Slowly, inch by inch, during that day the snow crept up the window panes until, before the coming of darkness without, it fell within. Banked though they were on three sides, on the fourth side, unprotected, the cold penetrated bitterly,–a cold no living thing could withstand without shelter. Then it was that Ichabod and Camilla feared to sleep, and that the long vigil began.

By the next morning there was no light from the windows. The snow had drifted level with the eaves. Ichabod stood in the narrow window frame, and, lowering the glass from the top, beat a hole upward with a pole to admit air.
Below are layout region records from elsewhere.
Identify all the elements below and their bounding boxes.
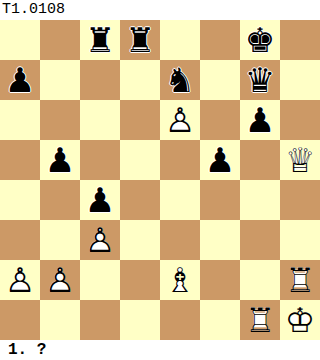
piece-black-king: ♚ [240, 20, 280, 60]
piece-white-pawn-fill: ♟ [40, 260, 80, 300]
chess-puzzle-window: T1.0108 ♜♜♚♟♞♛♟♙♟♟♟♛♕♟♟♙♟♙♟♙♝♗♜♖♜♖♚♔ 1. … [0, 0, 320, 360]
piece-white-pawn-fill: ♟ [0, 260, 40, 300]
square-c1[interactable] [80, 300, 120, 340]
piece-white-bishop-fill: ♝ [160, 260, 200, 300]
piece-white-rook-fill: ♜ [240, 300, 280, 340]
square-f1[interactable] [200, 300, 240, 340]
piece-white-pawn: ♙ [160, 100, 200, 140]
piece-black-knight: ♞ [160, 60, 200, 100]
piece-black-pawn: ♟ [0, 60, 40, 100]
square-a8[interactable] [0, 20, 40, 60]
piece-white-bishop: ♗ [160, 260, 200, 300]
piece-black-rook: ♜ [120, 20, 160, 60]
square-d8[interactable]: ♜ [120, 20, 160, 60]
square-b6[interactable] [40, 100, 80, 140]
square-d3[interactable] [120, 220, 160, 260]
square-e5[interactable] [160, 140, 200, 180]
piece-white-pawn: ♙ [0, 260, 40, 300]
square-f6[interactable] [200, 100, 240, 140]
square-a4[interactable] [0, 180, 40, 220]
square-g6[interactable]: ♟ [240, 100, 280, 140]
square-h1[interactable]: ♚♔ [280, 300, 320, 340]
square-e6[interactable]: ♟♙ [160, 100, 200, 140]
piece-black-pawn: ♟ [80, 180, 120, 220]
square-h6[interactable] [280, 100, 320, 140]
square-a3[interactable] [0, 220, 40, 260]
square-a1[interactable] [0, 300, 40, 340]
square-g7[interactable]: ♛ [240, 60, 280, 100]
piece-black-pawn: ♟ [40, 140, 80, 180]
square-f5[interactable]: ♟ [200, 140, 240, 180]
square-h4[interactable] [280, 180, 320, 220]
square-e8[interactable] [160, 20, 200, 60]
square-b5[interactable]: ♟ [40, 140, 80, 180]
square-h2[interactable]: ♜♖ [280, 260, 320, 300]
piece-black-rook: ♜ [80, 20, 120, 60]
square-g8[interactable]: ♚ [240, 20, 280, 60]
square-b2[interactable]: ♟♙ [40, 260, 80, 300]
piece-white-king-fill: ♚ [280, 300, 320, 340]
square-b1[interactable] [40, 300, 80, 340]
square-d5[interactable] [120, 140, 160, 180]
square-a6[interactable] [0, 100, 40, 140]
square-d7[interactable] [120, 60, 160, 100]
square-c3[interactable]: ♟♙ [80, 220, 120, 260]
square-b4[interactable] [40, 180, 80, 220]
square-f3[interactable] [200, 220, 240, 260]
piece-white-rook: ♖ [280, 260, 320, 300]
square-c4[interactable]: ♟ [80, 180, 120, 220]
square-e3[interactable] [160, 220, 200, 260]
square-c2[interactable] [80, 260, 120, 300]
square-d6[interactable] [120, 100, 160, 140]
square-f4[interactable] [200, 180, 240, 220]
square-d4[interactable] [120, 180, 160, 220]
square-e1[interactable] [160, 300, 200, 340]
square-e2[interactable]: ♝♗ [160, 260, 200, 300]
move-prompt: 1. ? [0, 340, 320, 360]
puzzle-id: T1.0108 [0, 0, 320, 20]
square-b7[interactable] [40, 60, 80, 100]
piece-white-pawn-fill: ♟ [80, 220, 120, 260]
piece-black-queen: ♛ [240, 60, 280, 100]
square-e4[interactable] [160, 180, 200, 220]
square-g2[interactable] [240, 260, 280, 300]
square-c8[interactable]: ♜ [80, 20, 120, 60]
square-d1[interactable] [120, 300, 160, 340]
square-a2[interactable]: ♟♙ [0, 260, 40, 300]
piece-black-pawn: ♟ [240, 100, 280, 140]
square-g3[interactable] [240, 220, 280, 260]
piece-white-pawn-fill: ♟ [160, 100, 200, 140]
square-h5[interactable]: ♛♕ [280, 140, 320, 180]
piece-white-rook: ♖ [240, 300, 280, 340]
square-g1[interactable]: ♜♖ [240, 300, 280, 340]
piece-white-queen-fill: ♛ [280, 140, 320, 180]
piece-black-pawn: ♟ [200, 140, 240, 180]
square-a5[interactable] [0, 140, 40, 180]
piece-white-pawn: ♙ [80, 220, 120, 260]
square-g4[interactable] [240, 180, 280, 220]
square-b3[interactable] [40, 220, 80, 260]
chess-board: ♜♜♚♟♞♛♟♙♟♟♟♛♕♟♟♙♟♙♟♙♝♗♜♖♜♖♚♔ [0, 20, 320, 340]
square-h7[interactable] [280, 60, 320, 100]
square-c5[interactable] [80, 140, 120, 180]
piece-white-king: ♔ [280, 300, 320, 340]
square-f7[interactable] [200, 60, 240, 100]
piece-white-pawn: ♙ [40, 260, 80, 300]
square-c7[interactable] [80, 60, 120, 100]
square-f8[interactable] [200, 20, 240, 60]
square-h8[interactable] [280, 20, 320, 60]
piece-white-queen: ♕ [280, 140, 320, 180]
square-h3[interactable] [280, 220, 320, 260]
square-f2[interactable] [200, 260, 240, 300]
square-a7[interactable]: ♟ [0, 60, 40, 100]
square-e7[interactable]: ♞ [160, 60, 200, 100]
square-b8[interactable] [40, 20, 80, 60]
piece-white-rook-fill: ♜ [280, 260, 320, 300]
square-g5[interactable] [240, 140, 280, 180]
square-c6[interactable] [80, 100, 120, 140]
square-d2[interactable] [120, 260, 160, 300]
Through the tunnel thus formed there filtered the dull gray light of day: and at its end, obstructing, there stood revealed a slanting drab wall,–a condensed milky way.

The storm was yet on, and he closed the window. To get outside for fuel that day was impossible, so with an axe Ichabod chopped a hole through the wall into the big pile, and on wood thus secured sawed steadily in the tiny kitchen, while the kerosene lamp at his side sputtered, and the fire crackled in a silence, like that surrounding a hunted animal in its den.